I tested both compressors at compression levels 1-10 on a dithered and formatted Sharpie frame from a different, mostly unsuccessful video test.

I then checked zstd's decompression speed on the RP2350 and found it to be sufficiently fast (I didn't save the exact number), so I implemented it on both sides, and it works! Now it doesn't drop frames, and I can show it off:

There was one more bug triggered by very small frames (usually frames that are mostly one color, which compress to very small amounts of data) where that frame's data transfer would finish and the second core would decompress it before the PIO had finished sending the current frame. This would cause the second core to reset the PIO in the middle of a frame and break video playback for a few seconds. The solution was simple: just make sure that the PIO is done sending a frame before resetting it.

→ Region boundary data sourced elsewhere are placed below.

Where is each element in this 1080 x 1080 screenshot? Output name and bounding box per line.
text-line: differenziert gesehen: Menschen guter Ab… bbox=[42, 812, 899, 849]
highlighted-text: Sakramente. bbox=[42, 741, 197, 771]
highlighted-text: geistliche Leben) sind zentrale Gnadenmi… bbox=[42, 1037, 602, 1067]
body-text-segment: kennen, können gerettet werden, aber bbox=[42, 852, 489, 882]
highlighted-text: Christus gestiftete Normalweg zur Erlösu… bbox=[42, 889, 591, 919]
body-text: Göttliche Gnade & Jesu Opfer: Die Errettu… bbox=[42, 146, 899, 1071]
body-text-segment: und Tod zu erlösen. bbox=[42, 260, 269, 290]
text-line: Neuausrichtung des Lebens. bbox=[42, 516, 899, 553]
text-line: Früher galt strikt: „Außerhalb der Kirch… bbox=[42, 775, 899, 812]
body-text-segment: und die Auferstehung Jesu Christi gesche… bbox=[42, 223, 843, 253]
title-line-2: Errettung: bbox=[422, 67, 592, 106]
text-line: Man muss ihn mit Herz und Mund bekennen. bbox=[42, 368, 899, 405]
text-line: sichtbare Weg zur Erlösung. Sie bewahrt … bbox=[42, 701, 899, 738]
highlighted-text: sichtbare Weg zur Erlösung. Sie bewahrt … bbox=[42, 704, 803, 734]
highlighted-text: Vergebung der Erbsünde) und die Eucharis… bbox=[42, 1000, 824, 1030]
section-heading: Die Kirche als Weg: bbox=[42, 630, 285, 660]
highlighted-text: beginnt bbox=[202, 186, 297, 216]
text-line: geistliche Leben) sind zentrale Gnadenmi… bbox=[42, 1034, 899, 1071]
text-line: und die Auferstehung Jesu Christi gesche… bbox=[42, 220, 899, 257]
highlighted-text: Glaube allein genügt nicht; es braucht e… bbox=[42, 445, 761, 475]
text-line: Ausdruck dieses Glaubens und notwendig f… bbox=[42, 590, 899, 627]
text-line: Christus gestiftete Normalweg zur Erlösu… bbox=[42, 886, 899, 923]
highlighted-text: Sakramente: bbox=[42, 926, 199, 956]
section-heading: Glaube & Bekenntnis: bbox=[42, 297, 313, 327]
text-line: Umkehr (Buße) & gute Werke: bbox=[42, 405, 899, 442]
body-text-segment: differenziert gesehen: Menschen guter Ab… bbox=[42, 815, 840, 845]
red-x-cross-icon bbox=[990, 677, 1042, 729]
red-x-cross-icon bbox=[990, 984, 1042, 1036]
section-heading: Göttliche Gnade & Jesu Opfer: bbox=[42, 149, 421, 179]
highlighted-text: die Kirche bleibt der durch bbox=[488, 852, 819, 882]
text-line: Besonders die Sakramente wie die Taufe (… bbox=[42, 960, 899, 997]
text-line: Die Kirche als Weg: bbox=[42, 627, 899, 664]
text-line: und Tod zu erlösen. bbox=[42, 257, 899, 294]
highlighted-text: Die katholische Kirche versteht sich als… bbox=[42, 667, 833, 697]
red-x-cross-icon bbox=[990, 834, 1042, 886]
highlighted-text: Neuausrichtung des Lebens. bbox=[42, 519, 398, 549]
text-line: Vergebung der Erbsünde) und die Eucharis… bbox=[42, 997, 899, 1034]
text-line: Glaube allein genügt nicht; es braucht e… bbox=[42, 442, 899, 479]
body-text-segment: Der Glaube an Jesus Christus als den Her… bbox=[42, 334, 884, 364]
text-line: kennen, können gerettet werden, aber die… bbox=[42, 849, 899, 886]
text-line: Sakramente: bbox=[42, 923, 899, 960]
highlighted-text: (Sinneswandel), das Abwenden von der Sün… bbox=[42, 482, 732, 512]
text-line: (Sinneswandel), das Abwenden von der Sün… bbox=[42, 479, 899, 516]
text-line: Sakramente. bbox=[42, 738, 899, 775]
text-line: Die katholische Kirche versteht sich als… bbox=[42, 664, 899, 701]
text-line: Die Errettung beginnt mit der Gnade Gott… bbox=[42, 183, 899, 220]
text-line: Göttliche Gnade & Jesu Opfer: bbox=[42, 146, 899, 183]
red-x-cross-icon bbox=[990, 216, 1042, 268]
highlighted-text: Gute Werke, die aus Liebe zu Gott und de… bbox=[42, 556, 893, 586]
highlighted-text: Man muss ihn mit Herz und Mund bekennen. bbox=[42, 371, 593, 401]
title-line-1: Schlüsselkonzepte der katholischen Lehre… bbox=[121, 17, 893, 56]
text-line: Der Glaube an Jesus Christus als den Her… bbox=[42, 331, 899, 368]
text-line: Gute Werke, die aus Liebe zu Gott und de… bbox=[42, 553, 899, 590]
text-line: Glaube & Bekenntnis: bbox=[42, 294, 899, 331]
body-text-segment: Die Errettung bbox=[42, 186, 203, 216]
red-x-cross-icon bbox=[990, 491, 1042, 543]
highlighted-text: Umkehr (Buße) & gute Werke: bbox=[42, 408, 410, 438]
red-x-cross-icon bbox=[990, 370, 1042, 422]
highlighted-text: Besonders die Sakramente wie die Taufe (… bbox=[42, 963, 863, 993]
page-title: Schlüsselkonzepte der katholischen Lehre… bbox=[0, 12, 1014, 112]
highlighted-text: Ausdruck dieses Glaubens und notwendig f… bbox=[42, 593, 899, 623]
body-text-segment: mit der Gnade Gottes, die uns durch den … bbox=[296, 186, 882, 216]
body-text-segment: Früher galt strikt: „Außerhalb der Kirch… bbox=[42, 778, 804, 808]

If you look at the code for the USB display, you might notice that I'm not using partial update. This is mostly out of laziness, because if I used partial update, I would have to build something resembling an actual data protocol instead of "data length + data", to differentiate between partial frames and total frames, and I would have to make the host code capable of generating partial frames, and I would have to determine reasonable logic to decide when to use a partial frame and a full frame. The primary factor that might make partial updates desirable is that unless every single line on the screen has been updated, a partial update is faster than a full refresh. This is held back by the fact that video playback doesn't usually lend itself well to variable frame rates.

Final thoughts

First off: Sharpie is a resounding success. I never imagined, when I laid out the original full frame PIO code back in January 2025, that I would be playing fully functional video on Sharpie. I never even intended video to be the end goal, it just seems like a good (maybe temporary) stopping place.

Second: did you notice above that I said I overclocked the RP2350? If you remember earlier posts you'll notice that I was quite specific about clocks, and carefully chose every clock divider and input frequency to meet the exact demands of the datasheet. Well, it turns out you can bump the RP2350 system clock---which also feeds the PIOs---by 33% with no consequences on the display. This shouldn't be surprising, but I didn't even notice I was out of spec until I did some tests comparing behavior between 150 MHz and 200 MHz. 200 MHz helps with screen tearing-like effects that show up sometimes, and it also means we can bump the frame rate to about 22 fps reliably. Any higher and the USB link isn't fast enough to keep up.

Finally: where am I going from here? I don't really know. I will be putting Sharpie aside for a while, but probably not forever. I really like this project and I really like this display, so I'd like to do something with both of them. I also think it would be fun to source a larger LSxxx color display from a supplier that isn't Digikey and play with that.